Temos espalhados por aqui muitos exemplares de João de Deus no campo do controle pernicioso do que é público e entreguismo despudorado do que é privado, além de dispersão social. Somos uma Abadiânia e não nos damos conta disso.  

Controladores de voos  

Há no Grande ABC de João de Deus controladores de voos que usam e abusam de terminologias que remetem à democracia, mas o que impera mesmo é o domínio de grupos instalados no Poder Público, por onde passam, quando não se instalam, diferentes forças de pressão, de coerção e de dominação.  

Está certo o leitor que conhece a biografia de João de Deus ao questionar a comparação. Com razão, mas também sem razões.  

João de Deus deixou uma obra de milagres mediúnicos que nem o mais rigoroso inquérito policial desqualifica, mas também repassou legado de contravenções que o mais benevolente membro do Sistema Judiciário jamais negaria. Uma dualidade de médico e monstro, por assim dizer. 

O Grande ABC João de Deus não contou com a mesma sorte de Abadiânia. Não contou e não conta. Aqui não existe milagreiro capaz de botar o trem do Desenvolvimento Econômico na bitola da competitividade. Mas sobram aventureiros que tornam a relação com a sociedade algo sadomasoquista da pior qualidade. Essa é a porção João de Deus do Grande ABC.  

Somos como região um João de Deus sem os cromossomos espirituais de curas de João de Deus, mas inevitavelmente com os desvios de João de Deus.  

Mais credibilidade  

Ainda não assisti a todos os episódios da série mas os três primeiros e o conhecimento pretérito de leituras oferecem a certeza de que não há precipitação ao traçar essa analogia. O Grande ABC é metade de João de Deus:  a metade fora das quatro linhas do gramado moral, e sem a outra metade de um circuito internacional de competitividade.  

Diferentemente de João de Deus, que contava com intermediários a sensibilizar o mercado do desespero e dos milagres, e que entregavam a mercadoria em forma de esperança e respostas desejadas inclusive para gente famosa e até do Supremo, o Grande ABC de mercenários ilusionistas industrializa resultados fraudulentos.  

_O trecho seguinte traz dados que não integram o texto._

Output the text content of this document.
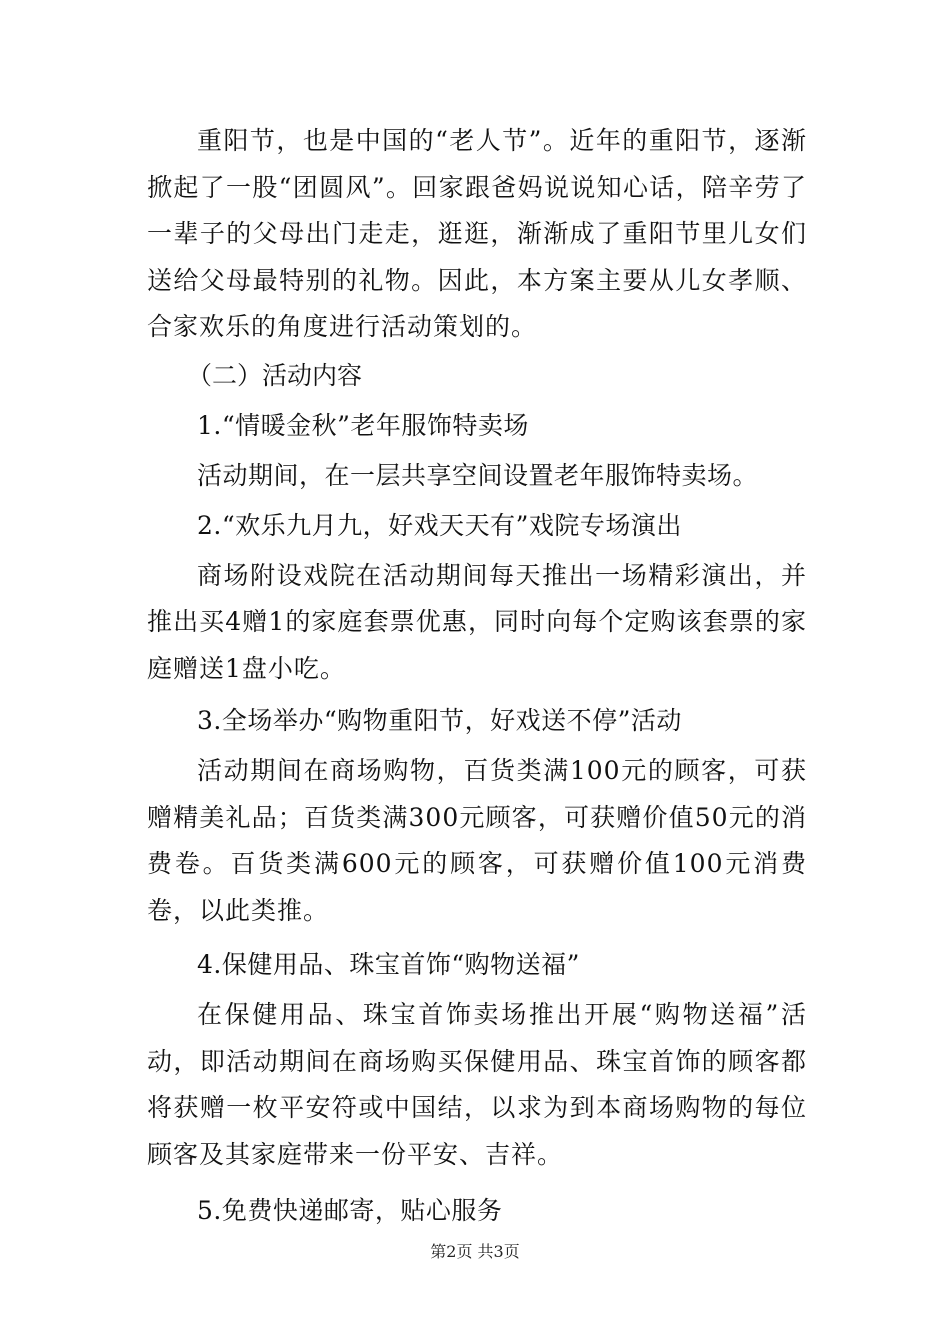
重阳节，也是中国的“老人节”。近年的重阳节，逐渐掀起了一股“团圆风”。回家跟爸妈说说知心话，陪辛劳了一辈子的父母出门走走，逛逛，渐渐成了重阳节里儿女们送给父母最特别的礼物。因此，本方案主要从儿女孝顺、合家欢乐的角度进行活动策划的。

（二）活动内容

1.“情暖金秋”老年服饰特卖场

活动期间，在一层共享空间设置老年服饰特卖场。

2.“欢乐九月九，好戏天天有”戏院专场演出

商场附设戏院在活动期间每天推出一场精彩演出，并推出买4赠1的家庭套票优惠，同时向每个定购该套票的家庭赠送1盘小吃。

3.全场举办“购物重阳节，好戏送不停”活动

活动期间在商场购物，百货类满100元的顾客，可获赠精美礼品；百货类满300元顾客，可获赠价值50元的消费卷。百货类满600元的顾客，可获赠价值100元消费卷，以此类推。

4.保健用品、珠宝首饰“购物送福”

在保健用品、珠宝首饰卖场推出开展“购物送福”活动，即活动期间在商场购买保健用品、珠宝首饰的顾客都将获赠一枚平安符或中国结，以求为到本商场购物的每位顾客及其家庭带来一份平安、吉祥。

5.免费快递邮寄，贴心服务

第2页 共3页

A internacionalização, principalmente a internacionalização, do público consumidor da atuação espiritual de João de Deus se converteu em ganhos extraordinários porque se respaldava na credibilidade dos serviços prestados.  

Já a catequese disseminadora de um Grande ABC fluente em investimentos e interesses capitalistas, de nova onda desenvolvimentista, é uma narrativa falsa, é uma fraude institucionalizada.  

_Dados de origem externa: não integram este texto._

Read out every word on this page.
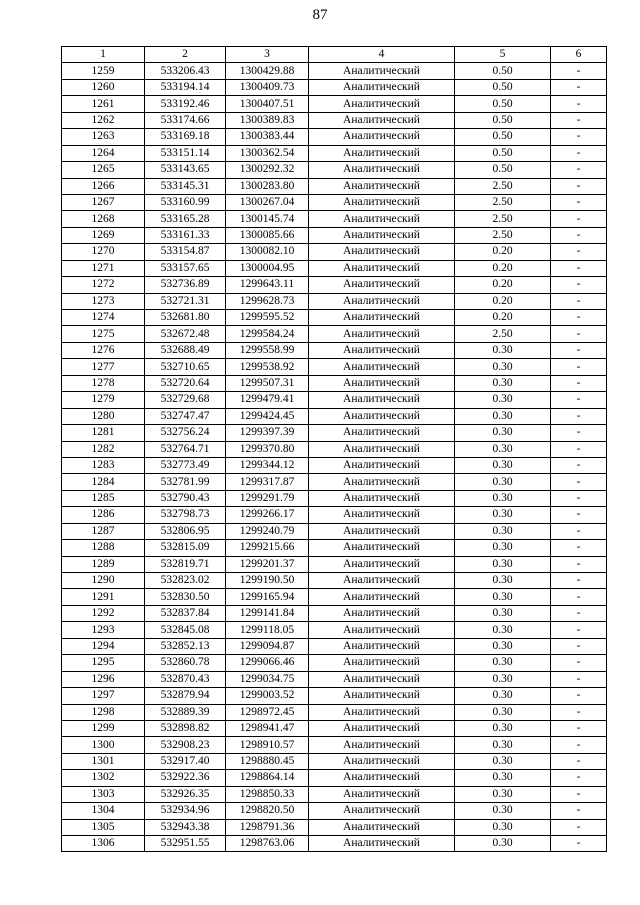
87
1	2	3	4	5	6
1259	533206.43	1300429.88	Аналитический	0.50	-
1260	533194.14	1300409.73	Аналитический	0.50	-
1261	533192.46	1300407.51	Аналитический	0.50	-
1262	533174.66	1300389.83	Аналитический	0.50	-
1263	533169.18	1300383.44	Аналитический	0.50	-
1264	533151.14	1300362.54	Аналитический	0.50	-
1265	533143.65	1300292.32	Аналитический	0.50	-
1266	533145.31	1300283.80	Аналитический	2.50	-
1267	533160.99	1300267.04	Аналитический	2.50	-
1268	533165.28	1300145.74	Аналитический	2.50	-
1269	533161.33	1300085.66	Аналитический	2.50	-
1270	533154.87	1300082.10	Аналитический	0.20	-
1271	533157.65	1300004.95	Аналитический	0.20	-
1272	532736.89	1299643.11	Аналитический	0.20	-
1273	532721.31	1299628.73	Аналитический	0.20	-
1274	532681.80	1299595.52	Аналитический	0.20	-
1275	532672.48	1299584.24	Аналитический	2.50	-
1276	532688.49	1299558.99	Аналитический	0.30	-
1277	532710.65	1299538.92	Аналитический	0.30	-
1278	532720.64	1299507.31	Аналитический	0.30	-
1279	532729.68	1299479.41	Аналитический	0.30	-
1280	532747.47	1299424.45	Аналитический	0.30	-
1281	532756.24	1299397.39	Аналитический	0.30	-
1282	532764.71	1299370.80	Аналитический	0.30	-
1283	532773.49	1299344.12	Аналитический	0.30	-
1284	532781.99	1299317.87	Аналитический	0.30	-
1285	532790.43	1299291.79	Аналитический	0.30	-
1286	532798.73	1299266.17	Аналитический	0.30	-
1287	532806.95	1299240.79	Аналитический	0.30	-
1288	532815.09	1299215.66	Аналитический	0.30	-
1289	532819.71	1299201.37	Аналитический	0.30	-
1290	532823.02	1299190.50	Аналитический	0.30	-
1291	532830.50	1299165.94	Аналитический	0.30	-
1292	532837.84	1299141.84	Аналитический	0.30	-
1293	532845.08	1299118.05	Аналитический	0.30	-
1294	532852.13	1299094.87	Аналитический	0.30	-
1295	532860.78	1299066.46	Аналитический	0.30	-
1296	532870.43	1299034.75	Аналитический	0.30	-
1297	532879.94	1299003.52	Аналитический	0.30	-
1298	532889.39	1298972.45	Аналитический	0.30	-
1299	532898.82	1298941.47	Аналитический	0.30	-
1300	532908.23	1298910.57	Аналитический	0.30	-
1301	532917.40	1298880.45	Аналитический	0.30	-
1302	532922.36	1298864.14	Аналитический	0.30	-
1303	532926.35	1298850.33	Аналитический	0.30	-
1304	532934.96	1298820.50	Аналитический	0.30	-
1305	532943.38	1298791.36	Аналитический	0.30	-
1306	532951.55	1298763.06	Аналитический	0.30	-
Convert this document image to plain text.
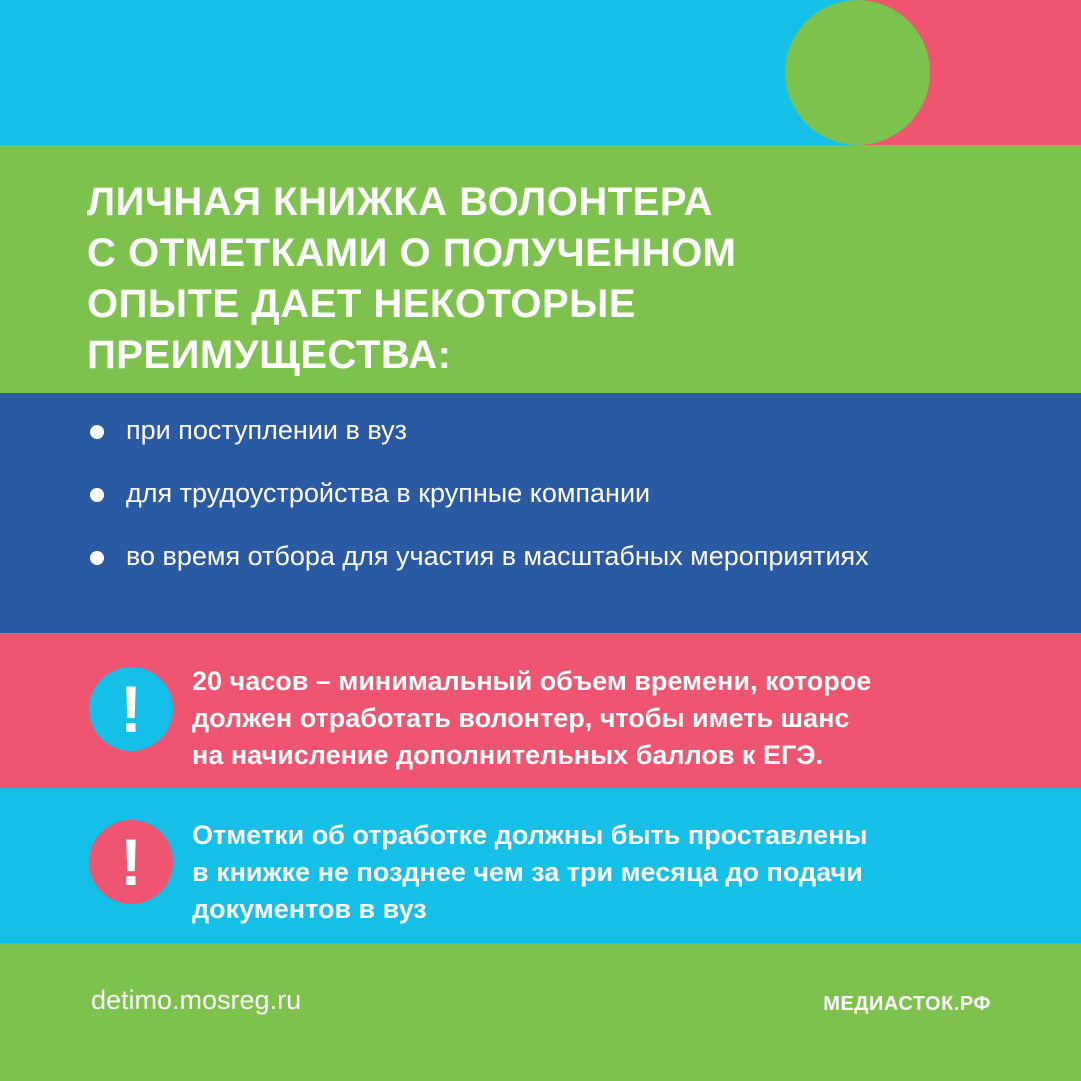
ЛИЧНАЯ КНИЖКА ВОЛОНТЕРА
С ОТМЕТКАМИ О ПОЛУЧЕННОМ
ОПЫТЕ ДАЕТ НЕКОТОРЫЕ
ПРЕИМУЩЕСТВА:
при поступлении в вуз
для трудоустройства в крупные компании
во время отбора для участия в масштабных мероприятиях
!	20 часов – минимальный объем времени, которое
должен отработать волонтер, чтобы иметь шанс
на начисление дополнительных баллов к ЕГЭ.
!	Отметки об отработке должны быть проставлены
в книжке не позднее чем за три месяца до подачи
документов в вуз
detimo.mosreg.ru	МЕДИАСТОК.РФ
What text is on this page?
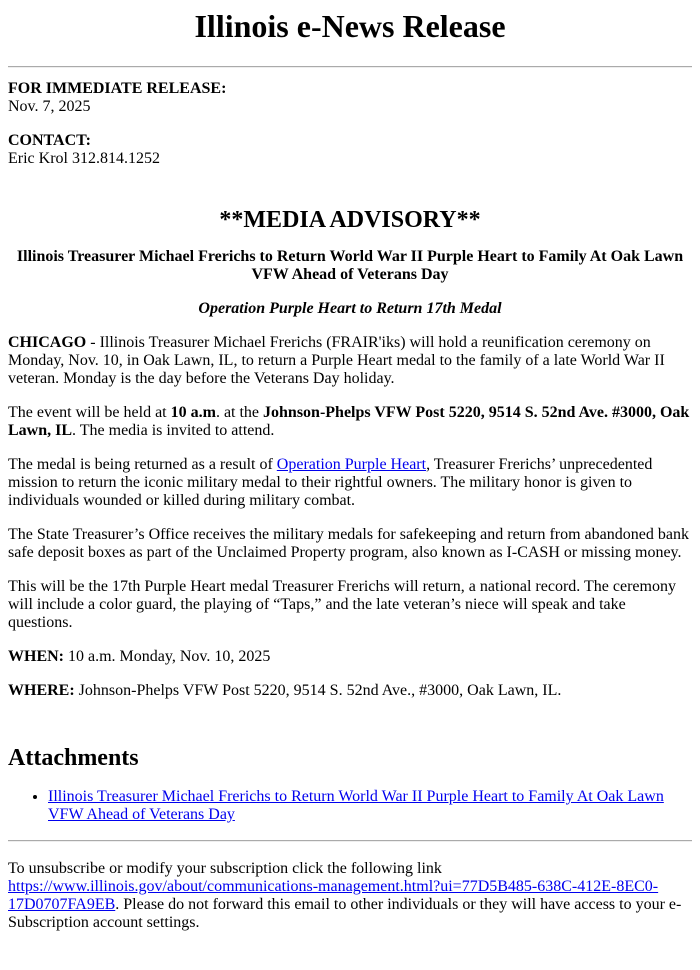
Illinois e-News Release

FOR IMMEDIATE RELEASE:
Nov. 7, 2025

CONTACT:
Eric Krol 312.814.1252

**MEDIA ADVISORY**

Illinois Treasurer Michael Frerichs to Return World War II Purple Heart to Family At Oak Lawn VFW Ahead of Veterans Day

Operation Purple Heart to Return 17th Medal

CHICAGO - Illinois Treasurer Michael Frerichs (FRAIR'iks) will hold a reunification ceremony on Monday, Nov. 10, in Oak Lawn, IL, to return a Purple Heart medal to the family of a late World War II veteran. Monday is the day before the Veterans Day holiday.

The event will be held at 10 a.m. at the Johnson-Phelps VFW Post 5220, 9514 S. 52nd Ave. #3000, Oak Lawn, IL. The media is invited to attend.

The medal is being returned as a result of Operation Purple Heart, Treasurer Frerichs’ unprecedented mission to return the iconic military medal to their rightful owners. The military honor is given to individuals wounded or killed during military combat.

The State Treasurer’s Office receives the military medals for safekeeping and return from abandoned bank safe deposit boxes as part of the Unclaimed Property program, also known as I-CASH or missing money.

This will be the 17th Purple Heart medal Treasurer Frerichs will return, a national record. The ceremony will include a color guard, the playing of “Taps,” and the late veteran’s niece will speak and take questions.

WHEN: 10 a.m. Monday, Nov. 10, 2025

WHERE: Johnson-Phelps VFW Post 5220, 9514 S. 52nd Ave., #3000, Oak Lawn, IL.

Attachments
• Illinois Treasurer Michael Frerichs to Return World War II Purple Heart to Family At Oak Lawn VFW Ahead of Veterans Day

To unsubscribe or modify your subscription click the following link https://www.illinois.gov/about/communications-management.html?ui=77D5B485-638C-412E-8EC0-17D0707FA9EB. Please do not forward this email to other individuals or they will have access to your e-Subscription account settings.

Não há nenhum indicador econômico e social sequer que dê respaldo aos marqueteiros. Sim, marqueteiros, porque eles se lançam à empreitada do positivismo contando com premissas fraudulentas e eleitoreiras.  

E aí voltamos ao princípio de tudo: cadê as forças de pressão de uma suposta sociedade civil organizada para oporem resistência aos batalhões municipais e regional de tantas falsidades, de oportunistas que também são negacionistas econômicos?  

Fosse desbocado não teria dúvida em produzir uma rima adequadíssima à expressão “sociedade civil organizada”. Sinto tremedeira quando leio ou ouço algo que remeta a essa aberração. Nossa sociedade civil é profundamente desorganizada.  

E, como já me manifestei há muito tempo, desde que as redes sociais começaram a mudar a relação entre sociedade e mídias (para desgraça do jornalismo impresso, que sempre jogou livre, leve e solto) as facilidades tecnológicas na palma da mão, no bolso e nas bolsas, bagunçaram de vez o espirito de regionalidade.  

João sim, João não  

O mundo nas mãos significa o esfarelamento do regionalismo e o fatiamento do municipalismo. Perdemos o pouco sentido do conjunto da obra que o regionalismo recomenda. E ganhamos franjas do radicalismo e do protecionismo que o municipalismo liberta.  

A nacionalização, principalmente a nacionalização, de temáticas que influenciam o Grande ABC, é o lado mais arrasador do regionalismo e do municipalismo. Os grupos organizados nas redes sociais em torno de prefeitos, os quais são integrados por gentes dos próprios governos locais, predominam acentuadamente. Alguns dissidentes nem sempre devem ser levados a sério.  

O João de Deus milagroso não faz moradia no Grande ABC. A Abadiânia do João de Deus abusador é nossa realidade.